Dave A. Randolph, a Tennessee prisoner proceeding pro se, appeals a district court order dismissing, under the authority of 28 U.S.C. § 1915A, his civil rights complaint filed pursuant to 42 U.S.C. §§ 1983, 1985, and 1986. This case has been referred to a panel of the court pursuant to Rule 34(j)(l), Rules of the Sixth Circuit. Upon examination, this panel unanimously agrees that oral argument is not needed. Fed. R.App. P. 34(a).
Seeking declaratory, injunctive, and monetary relief, Randolph filed a complaint against fifteen officials employed in various capacities by the Tennessee Department of Corrections. Randolph challenged his prolonged detention in administrative segregation. Randolph was initially placed in segregation on November 6, 1998, pending an investigation regarding an inmate-on-inmate assault in which Randolph was allegedly involved. On November 13, 1998, Randolph was informed that his placement in administrative segregation would be indefinite. Since his placement in segregation, Randolph has received monthly reviews of his confinement by an administrative segregation review panel. Each review panel has recommended Randolph’s continued placement in segregation. According to Randolph, as long as he remains in administrative segregation, he is unable to earn sentence reduction credits or meet the parole board.
The district court dismissed Randolph’s complaint for failure to state a claim upon which relief may be granted. Randolph’s motion to vacate the order of dismissal was subsequently denied. Randolph appeals. He requests the appointment of counsel.
We review de novo an order dismissing a suit for failure to state a claim upon which relief may be granted under § 1915A(b). Brown v. Bargery, 207 F.3d 863, 867 (6th Cir.2000). Section 1915A requires district courts to screen cases at the moment of filing and to sua sponte dismiss those that fail to state a claim upon which relief may be granted. 28 U.S.C. § 1915A(a) and (b). The screening procedures established by § 1915A apply whether the plaintiff has paid the entire filing fee or is proceeding in forma pauper-is. McGore v. Wrigglesworth, 114 F.3d 601, 608 (6th Cir.1997).
Upon review, we conclude that the district court properly dismissed Randolph’s complaint, as it fails to state a claim for relief. See Brown, 207 F.3d at 867. Randolph lacks a liberty interest sufficient to implicate the Due Process Clause. Randolph does not have an inherent constitutional right to remain free of disciplinary confinement during his incarceration. See Sandin v. Conner, 515 U.S. 472, 484-86, 115 S.Ct. 2293, 132 L.Ed.2d 418 (1995).

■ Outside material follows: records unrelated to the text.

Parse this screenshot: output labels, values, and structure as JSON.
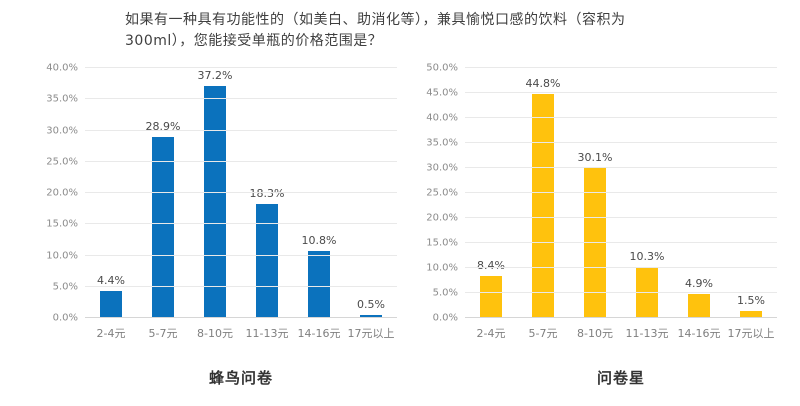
{
  "header": {
    "title_line1": "如果有一种具有功能性的（如美白、助消化等），兼具愉悦口感的饮料（容积为",
    "title_line2": "300ml），您能接受单瓶的价格范围是？"
  },
  "chart_data": [
    {
      "type": "bar",
      "name": "蜂鸟问卷",
      "categories": [
        "2-4元",
        "5-7元",
        "8-10元",
        "11-13元",
        "14-16元",
        "17元以上"
      ],
      "values": [
        4.4,
        28.9,
        37.2,
        18.3,
        10.8,
        0.5
      ],
      "value_labels": [
        "4.4%",
        "28.9%",
        "37.2%",
        "18.3%",
        "10.8%",
        "0.5%"
      ],
      "bar_color": "#0b72bd",
      "ylim": [
        0,
        40
      ],
      "ytick_step": 5,
      "ytick_format": "percent_one_decimal",
      "grid": true,
      "legend": "none"
    },
    {
      "type": "bar",
      "name": "问卷星",
      "categories": [
        "2-4元",
        "5-7元",
        "8-10元",
        "11-13元",
        "14-16元",
        "17元以上"
      ],
      "values": [
        8.4,
        44.8,
        30.1,
        10.3,
        4.9,
        1.5
      ],
      "value_labels": [
        "8.4%",
        "44.8%",
        "30.1%",
        "10.3%",
        "4.9%",
        "1.5%"
      ],
      "bar_color": "#ffc20d",
      "ylim": [
        0,
        50
      ],
      "ytick_step": 5,
      "ytick_format": "percent_one_decimal",
      "grid": true,
      "legend": "none"
    }
  ],
  "colors": {
    "background": "#ffffff",
    "title_text": "#3f3f3f",
    "tick_text": "#8c8c8c",
    "bar_label_text": "#4a4a4a",
    "gridline": "#e9e9e9",
    "blue_series": "#0b72bd",
    "gold_series": "#ffc20d"
  }
}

The fact that the administrative segregation placement may have a negative implication on Randolph’s opportunity to earn sentence reduction credits and meet the parole board is a collateral consequence of Randolph’s placement in administrative segregation that is insufficient to create a liberty interest. See Sandin, 515 U.S. at 487, 115 S.Ct. 2293; Luken v. Scott, 71 F.3d 192, 193 (5th Cir.1995). The mere presence of a parole system and the possibility of parole do not create a liberty interest protected by the Due Process Clause. Bd. of Pardons v. Allen, 482 U.S. 369, 373, 107 S.Ct. 2415, 96 L.Ed.2d 303 (1987). Furthermore, Tennessee law does not create a liberty interest in parole. Tenn.Code Ann. § 40-35-503 (Lexis Publishing 2000); Wright v. Trammell, 810 *264F.2d 589, 590-91 (6th Cir.1987). Since Randolph’s allegations do not give rise to a due process violation, he cannot state a claim under § 1983. See Flagg Bros. v. Brooks, 436 U.S. 149, 155-56, 98 S.Ct. 1729, 56 L.Ed.2d 185 (1978).

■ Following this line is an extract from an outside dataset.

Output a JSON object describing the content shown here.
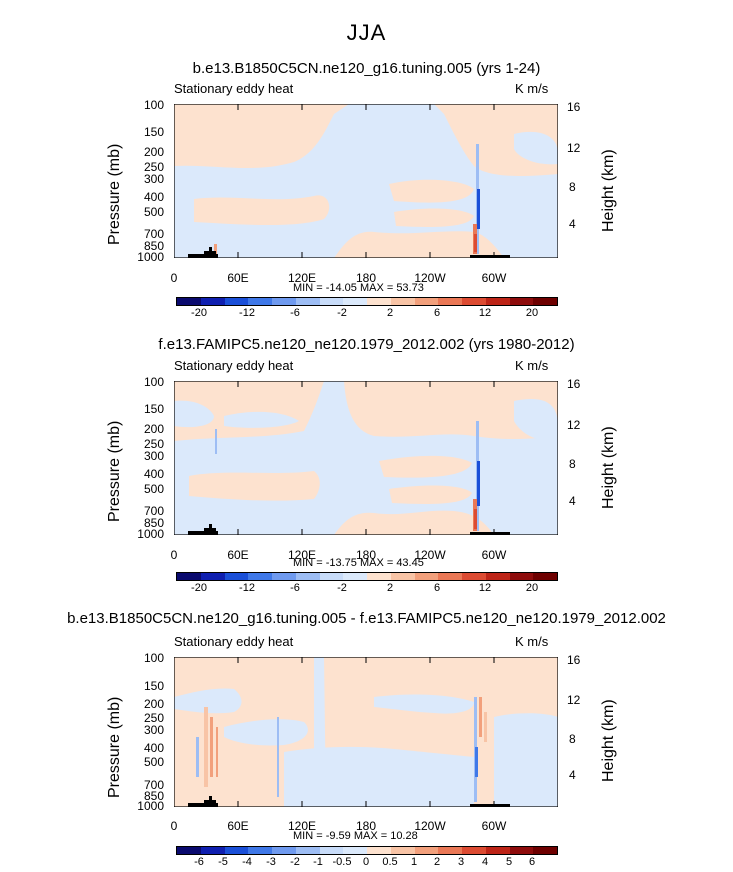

The district court also properly dismissed Randolph’s § 1985(3) and § 1986 claims. In order to establish a cause of action under § 1985(3), a plaintiff must show that the named defendants were involved in misconduct that was motivated by “some racial, or perhaps otherwise class-based, invidiously discriminatory animus.” Bartell v. Lohiser, 215 F.3d 550, 559-60 (6th Cir.2000) (quoting United Bhd. of Carpenters & Joiners of Am., Local 610 v. Scott, 463 U.S. 825, 829, 103 S.Ct. 3352, 77 L.Ed.2d 1049 (1983)). Randolph’s complaint contained no factual allegations that the defendants’ alleged actions were based upon his race. Since the § 1985 claim was dismissed, Randolph’s § 1986 claim was also properly dismissed, as a § 1986 claim is dependent upon a § 1985 claim. See Haverstick Enters., Inc. v. Fin. Fed. Credit, Inc., 32 F.3d 989, 994 (6th Cir.1994).
Accordingly, the motion for appointment of counsel is denied and the district court’s order is affirmed. Rule 34(j)(2)(C), Rules of the Sixth Circuit.